The Natural Law (NL) is a well-developed scientific theory of law and is the basis of all legal systems in Western Thought. It was a system of law and political thinking which placed the law at the service of the human person. It presupposed that the human mind was capable of knowing truth, particularly the truth about the human person and the goal of human life.
The value system in the NL was based upon a rational concept of human nature and the perfection of that nature. The goal for the law, both civil and moral, was to protect the common pursuit of authentic human happiness. This good was not individualist and subjective. It was based in the human ability to know truth, universal and objective. NL presupposes the freedom of the human person to choose means appropriate for the attainment of the authentic good of human life, the good which is actually capable of winning the desire of all human beings. The subjective experience of that good is what is known as happiness. NL was not created by the Catholic Church but was the system of law and morality that, of necessity, was acknowledged and presupposed when Christians began their dialogue with the world.
Natural law wisdom was considered to be scientific wisdom and was accepted by the US political and legal systems until the early twentieth century. The most cited law books in the decisions of the US Supreme Court in the first half of the history of this country were the volumes of Blackstone's Commentaries on the Laws of England. Blackstone's views on Natural Law were essentially those accepted for millenia and acknowledged by Catholic thinkers. Natural Law was eventually replaced in the US legal system due to the strident efforts of certain legal thinkers who created a new system of thought. Most legal students today have no knowledge of the principles of the radical reinvention of the legal system that took place about a century ago.
NL began to be questioned by legal philosophers under the influence of the Pragamatists and political Progressivist Movement at the end of the 19th Century. Those who sought to revise the legal system believed in a theory of Social Darwinism and thought that law should be used as a means to bring about the new social eutopia. The "end" in this case were goals that the legislators and judges selected apart from any theory of human nature or other systems of valuing based upon a rational understanding of nature. The novelty of these ideas in the history of law can be seen in the inchoate state of the revised theory of law.
The new legal theory did not contain a system of valuing. The influence of the theory led to the creation of system of law that is no longer concerned with human flourishing which leads to happiness.
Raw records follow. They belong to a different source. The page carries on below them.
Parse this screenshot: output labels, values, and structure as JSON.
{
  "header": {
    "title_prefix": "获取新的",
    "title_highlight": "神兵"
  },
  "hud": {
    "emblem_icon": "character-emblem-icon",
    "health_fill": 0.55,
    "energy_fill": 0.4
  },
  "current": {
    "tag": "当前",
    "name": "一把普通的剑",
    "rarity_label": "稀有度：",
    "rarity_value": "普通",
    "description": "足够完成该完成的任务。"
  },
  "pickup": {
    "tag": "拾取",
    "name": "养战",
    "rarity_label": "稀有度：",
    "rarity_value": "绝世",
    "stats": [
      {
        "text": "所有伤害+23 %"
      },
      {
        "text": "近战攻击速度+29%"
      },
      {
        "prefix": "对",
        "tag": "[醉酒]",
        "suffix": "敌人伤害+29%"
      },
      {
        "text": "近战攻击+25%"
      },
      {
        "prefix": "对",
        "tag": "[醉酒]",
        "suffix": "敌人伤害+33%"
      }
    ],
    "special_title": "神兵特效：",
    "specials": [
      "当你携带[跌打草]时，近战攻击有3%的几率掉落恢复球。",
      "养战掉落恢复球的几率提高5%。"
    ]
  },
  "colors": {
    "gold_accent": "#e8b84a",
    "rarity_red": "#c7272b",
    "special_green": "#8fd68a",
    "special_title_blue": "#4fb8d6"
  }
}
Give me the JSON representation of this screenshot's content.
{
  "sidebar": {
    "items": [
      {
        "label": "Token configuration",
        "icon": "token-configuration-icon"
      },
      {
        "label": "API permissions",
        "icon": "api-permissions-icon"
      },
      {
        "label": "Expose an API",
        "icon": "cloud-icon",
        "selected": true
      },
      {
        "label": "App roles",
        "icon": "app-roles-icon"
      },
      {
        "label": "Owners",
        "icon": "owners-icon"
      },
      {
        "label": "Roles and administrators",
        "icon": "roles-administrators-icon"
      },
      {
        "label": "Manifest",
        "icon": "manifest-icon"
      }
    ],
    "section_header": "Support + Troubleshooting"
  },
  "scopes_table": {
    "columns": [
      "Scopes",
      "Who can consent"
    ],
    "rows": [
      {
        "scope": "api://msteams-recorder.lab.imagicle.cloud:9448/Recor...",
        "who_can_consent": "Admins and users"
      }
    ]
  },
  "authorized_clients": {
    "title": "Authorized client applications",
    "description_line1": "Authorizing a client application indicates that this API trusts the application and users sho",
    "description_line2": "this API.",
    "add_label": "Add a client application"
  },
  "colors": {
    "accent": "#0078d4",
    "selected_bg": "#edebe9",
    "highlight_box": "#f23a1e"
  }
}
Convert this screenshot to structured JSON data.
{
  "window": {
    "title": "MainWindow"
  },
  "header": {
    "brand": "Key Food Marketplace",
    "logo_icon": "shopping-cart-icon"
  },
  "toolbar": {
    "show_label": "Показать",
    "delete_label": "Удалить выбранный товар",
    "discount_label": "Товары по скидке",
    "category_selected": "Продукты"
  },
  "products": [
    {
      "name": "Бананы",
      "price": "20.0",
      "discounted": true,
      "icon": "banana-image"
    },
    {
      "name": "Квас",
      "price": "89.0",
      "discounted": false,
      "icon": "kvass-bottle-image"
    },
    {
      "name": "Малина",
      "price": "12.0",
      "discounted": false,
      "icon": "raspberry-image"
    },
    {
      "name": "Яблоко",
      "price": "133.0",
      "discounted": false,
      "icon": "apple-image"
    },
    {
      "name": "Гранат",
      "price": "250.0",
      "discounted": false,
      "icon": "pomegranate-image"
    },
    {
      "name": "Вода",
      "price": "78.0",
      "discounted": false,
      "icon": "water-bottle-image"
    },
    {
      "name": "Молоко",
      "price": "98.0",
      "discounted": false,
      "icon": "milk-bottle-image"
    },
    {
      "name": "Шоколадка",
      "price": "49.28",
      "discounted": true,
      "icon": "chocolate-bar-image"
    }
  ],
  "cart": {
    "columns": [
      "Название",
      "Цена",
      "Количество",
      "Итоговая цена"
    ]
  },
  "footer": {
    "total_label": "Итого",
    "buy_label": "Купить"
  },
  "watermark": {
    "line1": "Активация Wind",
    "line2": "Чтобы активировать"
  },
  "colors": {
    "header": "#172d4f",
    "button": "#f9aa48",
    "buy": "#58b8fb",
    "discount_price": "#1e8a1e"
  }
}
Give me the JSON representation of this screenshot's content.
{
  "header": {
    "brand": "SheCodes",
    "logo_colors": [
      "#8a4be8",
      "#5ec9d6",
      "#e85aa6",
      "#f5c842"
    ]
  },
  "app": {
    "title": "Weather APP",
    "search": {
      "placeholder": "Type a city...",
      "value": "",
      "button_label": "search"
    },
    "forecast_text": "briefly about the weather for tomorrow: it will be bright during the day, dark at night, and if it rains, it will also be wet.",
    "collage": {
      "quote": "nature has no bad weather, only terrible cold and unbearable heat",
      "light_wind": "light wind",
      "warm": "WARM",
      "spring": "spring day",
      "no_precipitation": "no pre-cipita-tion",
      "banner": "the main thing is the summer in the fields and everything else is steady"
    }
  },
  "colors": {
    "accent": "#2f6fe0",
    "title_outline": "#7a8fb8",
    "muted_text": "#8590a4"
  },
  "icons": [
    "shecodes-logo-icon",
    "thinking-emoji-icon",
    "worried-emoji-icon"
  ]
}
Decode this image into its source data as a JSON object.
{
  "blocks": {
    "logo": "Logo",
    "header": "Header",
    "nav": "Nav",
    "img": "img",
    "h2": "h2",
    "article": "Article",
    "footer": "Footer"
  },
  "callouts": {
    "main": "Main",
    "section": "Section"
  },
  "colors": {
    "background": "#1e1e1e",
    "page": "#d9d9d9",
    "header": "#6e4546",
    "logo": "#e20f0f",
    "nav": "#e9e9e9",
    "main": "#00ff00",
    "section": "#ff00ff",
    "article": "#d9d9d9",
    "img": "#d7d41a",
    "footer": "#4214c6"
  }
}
Instead, by default, the orientation of legal theory became something akin to HLA Hart's view of freedom, the maximum expression of social freedom against every limitation. However, that has not solved the problem resulting from the lack of a theory of value. It is recognized that there must be limitations upon freedom of choice, but without a rational basis for valuing behavior, it is not clear today what the basis should be for establishing such limitations. This hiatus continues to lead to critical conflicts in political and legal processes. As the influence of the new theory continues to advance, there is an increasing tendency to equate any limitation on free choice as an impediment to happiness. But this concept is purely subjectivist. One will note that the concept of the "pursuit of happiness" as a value for law, and as stated in the Declaration of Independence, is unintelligible and seems unattainable in a diverse and pluralistic culture.
The early scholars of the transformation of the US political and legal system in the 20th were Roscoe Pound, Dean of Harvard Law School, and US Supreme Court Justice Oliver Wendell Holmes, Jr. Their main objective was to use the law to achieve social ends. Pound, in particular, sought to transform the judiciary into a means for a "more effective social engineering" (Pound's own words). Those familiar with Holmes will be aware of the fact that Holmes was a eugenicist, as were many of his contemporaries. Holmes and Pound were familiar with, and apparently accepted, the instrumentalist logic of John Dewey and the similar legal views of the German legal scholar, Gerhard von Ihering who wrote, Law as a Means to an End. Holmes's eugencist views apparently became part of his way of using the law to achieve desired social ends. Holmes wrote the US Supreme Court decision upholding the forced sterilization of Carrie Buck in Virginia saying "three generations of imbeciles is enough." By the middle of the 20th Century, the revisionists' theory of law, which was pragmatic and instrumentalist, became predominant at bench and bar and in the law schools of the country. This information has been well documented in research by Roberts Summers of Cornell University School of Law and other legal historians.